JESSE MAX OTERO
April 5th - April 28th
Opening Reception: Saturday, April 6th, 4-6 pm
Artist Talk: Saturday, April 20th, 4pm
i.e. is excited to feature Bellingham artist, Jesse Max Otero, with a full gallery installation. Last year, Otero gave us a taste of his imaginative prowess with his popular small installation, "Fruiting Bodies." Viewers were intrigued, confounded, smitten, charmed, maybe irritated but they did not leave unaffected.
Otero makes small sculptures, often 3 x 3 in, out of everyday unconsidered materials. They are hand crafted, intimate, immediate and raw. That is the first step of his process: building a collection, dozens and dozens of miniatures, each with its own power and personality. The second part is installing these pieces into a specific site. i.e. will paint a few squares of wall color to work with and he will compose the sculptures around the interior space of the gallery using floors, walls, ceilings and color swaths as the framework for his placement of pieces. Place is of particular importance to Otero and he likes to bring as much of the setting into the actual form of the art he is shaping when installing.
The pointillists in painting, such as Seurat, gave us a a way to see a painting by allowing the viewers eye to connect the dots of color. By doing so the work achieved an airy glow or halo effect. A visual disruption that made us see in a new way. Otero works with space and scale to change up the way we experience materials in our environment. To come away with fresh eyes.
Jesse Max Otero, Artisan Donuts 02, acrylic on aluminum, 4 x 3.5 in, 2018
"I came into art through the kitchen. After a decade of professional cooking, art-making took over as the vehicle for my engagement with creativity. The body of work on view, entitled Artisan Donuts, is an examination of the effect my culinary philosophy has on my art practice.
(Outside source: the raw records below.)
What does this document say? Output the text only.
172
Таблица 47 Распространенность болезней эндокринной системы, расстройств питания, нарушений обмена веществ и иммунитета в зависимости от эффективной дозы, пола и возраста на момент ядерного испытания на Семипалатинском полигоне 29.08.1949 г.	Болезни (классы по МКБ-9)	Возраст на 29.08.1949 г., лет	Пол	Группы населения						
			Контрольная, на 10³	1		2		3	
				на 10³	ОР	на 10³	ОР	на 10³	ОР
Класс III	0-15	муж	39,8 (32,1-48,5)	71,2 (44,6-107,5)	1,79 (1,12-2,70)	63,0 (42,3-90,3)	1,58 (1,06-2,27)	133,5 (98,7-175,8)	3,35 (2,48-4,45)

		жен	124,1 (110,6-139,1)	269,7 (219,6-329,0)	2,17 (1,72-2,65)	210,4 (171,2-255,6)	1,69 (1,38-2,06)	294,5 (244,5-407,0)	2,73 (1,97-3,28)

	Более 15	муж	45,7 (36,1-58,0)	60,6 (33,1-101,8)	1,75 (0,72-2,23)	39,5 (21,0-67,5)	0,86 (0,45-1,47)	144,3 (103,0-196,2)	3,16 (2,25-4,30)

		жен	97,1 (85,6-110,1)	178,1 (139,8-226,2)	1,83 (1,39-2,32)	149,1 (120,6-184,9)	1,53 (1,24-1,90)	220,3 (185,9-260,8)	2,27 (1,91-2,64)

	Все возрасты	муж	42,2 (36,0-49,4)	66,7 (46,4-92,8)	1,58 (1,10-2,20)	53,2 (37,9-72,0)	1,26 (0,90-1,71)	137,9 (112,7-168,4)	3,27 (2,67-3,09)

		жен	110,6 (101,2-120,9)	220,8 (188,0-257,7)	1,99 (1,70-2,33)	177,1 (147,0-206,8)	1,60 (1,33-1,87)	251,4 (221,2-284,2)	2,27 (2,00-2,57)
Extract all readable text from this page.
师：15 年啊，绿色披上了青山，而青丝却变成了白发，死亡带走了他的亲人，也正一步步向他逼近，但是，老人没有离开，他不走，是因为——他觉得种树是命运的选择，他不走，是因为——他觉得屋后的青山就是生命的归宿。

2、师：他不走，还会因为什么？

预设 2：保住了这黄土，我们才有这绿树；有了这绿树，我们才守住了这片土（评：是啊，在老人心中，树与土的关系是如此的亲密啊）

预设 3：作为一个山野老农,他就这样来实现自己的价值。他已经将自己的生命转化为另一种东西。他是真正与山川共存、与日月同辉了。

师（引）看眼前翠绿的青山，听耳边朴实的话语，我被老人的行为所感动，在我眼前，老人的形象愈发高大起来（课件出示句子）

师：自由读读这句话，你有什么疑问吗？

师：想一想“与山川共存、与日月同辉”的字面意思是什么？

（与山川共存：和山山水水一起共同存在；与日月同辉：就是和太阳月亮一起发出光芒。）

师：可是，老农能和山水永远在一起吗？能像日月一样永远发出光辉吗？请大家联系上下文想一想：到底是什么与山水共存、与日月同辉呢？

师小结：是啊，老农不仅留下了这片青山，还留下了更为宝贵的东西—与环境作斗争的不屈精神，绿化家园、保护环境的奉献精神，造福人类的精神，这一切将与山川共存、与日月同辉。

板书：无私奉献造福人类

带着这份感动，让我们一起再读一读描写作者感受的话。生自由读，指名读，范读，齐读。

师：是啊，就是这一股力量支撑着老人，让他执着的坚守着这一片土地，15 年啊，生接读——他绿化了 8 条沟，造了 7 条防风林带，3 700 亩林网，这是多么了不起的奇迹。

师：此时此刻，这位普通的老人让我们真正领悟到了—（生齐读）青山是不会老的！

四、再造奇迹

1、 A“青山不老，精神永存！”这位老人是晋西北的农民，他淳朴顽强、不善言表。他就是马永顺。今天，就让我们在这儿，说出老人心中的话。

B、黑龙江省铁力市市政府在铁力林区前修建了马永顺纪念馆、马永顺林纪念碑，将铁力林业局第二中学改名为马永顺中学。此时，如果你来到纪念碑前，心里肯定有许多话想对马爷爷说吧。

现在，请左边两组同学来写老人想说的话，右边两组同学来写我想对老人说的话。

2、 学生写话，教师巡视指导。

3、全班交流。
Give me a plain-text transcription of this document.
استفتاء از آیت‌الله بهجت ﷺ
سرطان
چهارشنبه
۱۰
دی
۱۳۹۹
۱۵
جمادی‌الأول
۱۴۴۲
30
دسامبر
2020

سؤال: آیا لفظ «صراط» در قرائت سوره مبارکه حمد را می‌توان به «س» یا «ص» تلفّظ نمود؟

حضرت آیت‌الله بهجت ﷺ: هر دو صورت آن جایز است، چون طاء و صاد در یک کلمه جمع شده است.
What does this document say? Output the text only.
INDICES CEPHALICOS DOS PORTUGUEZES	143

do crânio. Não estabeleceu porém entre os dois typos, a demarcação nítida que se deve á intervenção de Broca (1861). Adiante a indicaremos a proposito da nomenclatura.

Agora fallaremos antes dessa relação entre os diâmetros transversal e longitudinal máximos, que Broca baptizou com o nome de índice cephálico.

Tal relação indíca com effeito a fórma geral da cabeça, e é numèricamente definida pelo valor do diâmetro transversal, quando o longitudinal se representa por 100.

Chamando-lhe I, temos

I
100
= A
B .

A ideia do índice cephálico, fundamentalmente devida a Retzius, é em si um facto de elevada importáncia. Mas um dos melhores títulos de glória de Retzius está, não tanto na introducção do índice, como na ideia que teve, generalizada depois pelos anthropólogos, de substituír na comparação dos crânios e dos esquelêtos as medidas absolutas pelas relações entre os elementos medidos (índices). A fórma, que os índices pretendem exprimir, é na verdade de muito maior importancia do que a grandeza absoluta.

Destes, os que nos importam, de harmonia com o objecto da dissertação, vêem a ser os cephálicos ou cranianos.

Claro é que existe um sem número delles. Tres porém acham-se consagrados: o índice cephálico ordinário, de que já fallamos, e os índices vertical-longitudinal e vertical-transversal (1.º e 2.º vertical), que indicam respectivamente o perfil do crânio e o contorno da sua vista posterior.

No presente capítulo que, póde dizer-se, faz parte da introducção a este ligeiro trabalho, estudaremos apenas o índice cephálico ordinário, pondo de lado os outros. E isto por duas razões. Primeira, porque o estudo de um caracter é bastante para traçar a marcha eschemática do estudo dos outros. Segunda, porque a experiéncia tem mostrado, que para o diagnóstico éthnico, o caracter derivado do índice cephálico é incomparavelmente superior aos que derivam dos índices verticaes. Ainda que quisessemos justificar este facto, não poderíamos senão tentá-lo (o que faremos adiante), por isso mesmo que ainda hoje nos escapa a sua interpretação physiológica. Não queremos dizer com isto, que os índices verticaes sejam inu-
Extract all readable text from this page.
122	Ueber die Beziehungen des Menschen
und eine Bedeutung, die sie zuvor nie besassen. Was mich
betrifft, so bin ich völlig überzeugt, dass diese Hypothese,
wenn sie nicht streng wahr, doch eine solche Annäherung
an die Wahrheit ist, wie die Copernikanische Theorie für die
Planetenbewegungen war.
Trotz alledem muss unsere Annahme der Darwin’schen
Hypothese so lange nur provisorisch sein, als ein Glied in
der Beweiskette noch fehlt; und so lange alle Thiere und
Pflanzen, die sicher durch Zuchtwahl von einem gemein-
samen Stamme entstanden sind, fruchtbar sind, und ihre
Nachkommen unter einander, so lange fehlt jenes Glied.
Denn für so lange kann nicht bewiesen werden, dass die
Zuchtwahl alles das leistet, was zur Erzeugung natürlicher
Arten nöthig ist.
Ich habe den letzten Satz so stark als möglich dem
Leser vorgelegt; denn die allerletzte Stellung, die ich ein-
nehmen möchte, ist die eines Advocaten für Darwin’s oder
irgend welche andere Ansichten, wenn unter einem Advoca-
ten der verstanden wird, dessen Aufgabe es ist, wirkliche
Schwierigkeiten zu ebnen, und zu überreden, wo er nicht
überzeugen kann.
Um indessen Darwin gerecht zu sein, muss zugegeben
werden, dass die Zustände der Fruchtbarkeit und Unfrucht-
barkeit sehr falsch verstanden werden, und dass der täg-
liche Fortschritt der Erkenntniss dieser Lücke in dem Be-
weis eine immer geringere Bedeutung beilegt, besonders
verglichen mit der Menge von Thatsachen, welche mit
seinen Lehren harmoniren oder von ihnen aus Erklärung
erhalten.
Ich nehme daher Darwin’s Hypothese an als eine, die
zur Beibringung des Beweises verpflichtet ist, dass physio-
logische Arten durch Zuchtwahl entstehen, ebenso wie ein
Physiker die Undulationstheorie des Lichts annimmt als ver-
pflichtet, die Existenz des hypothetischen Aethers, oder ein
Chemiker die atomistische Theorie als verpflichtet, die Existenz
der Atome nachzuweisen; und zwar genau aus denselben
In cooking, the methods are determined by the situation and the materials. There is almost always a set of limitations that is responsible for the decisions: possibilities are determined by the available materials and the usefulness of the tools and devices at hand. There is a constant mining of the inherent qualities and advantages of these materials. Efficiency and economy are often major concerns. Color is inherent, not imposed. Less is more and balance is paramount. There exists a strong poetry in the combination of materials. My work is rooted in these concerns.
The objects shown are the result of both a creative language that has been synthesized through the vocabulary of cuisine, and the setting in which they are made - the studio. The product is a relationship between material, situation and circumstance."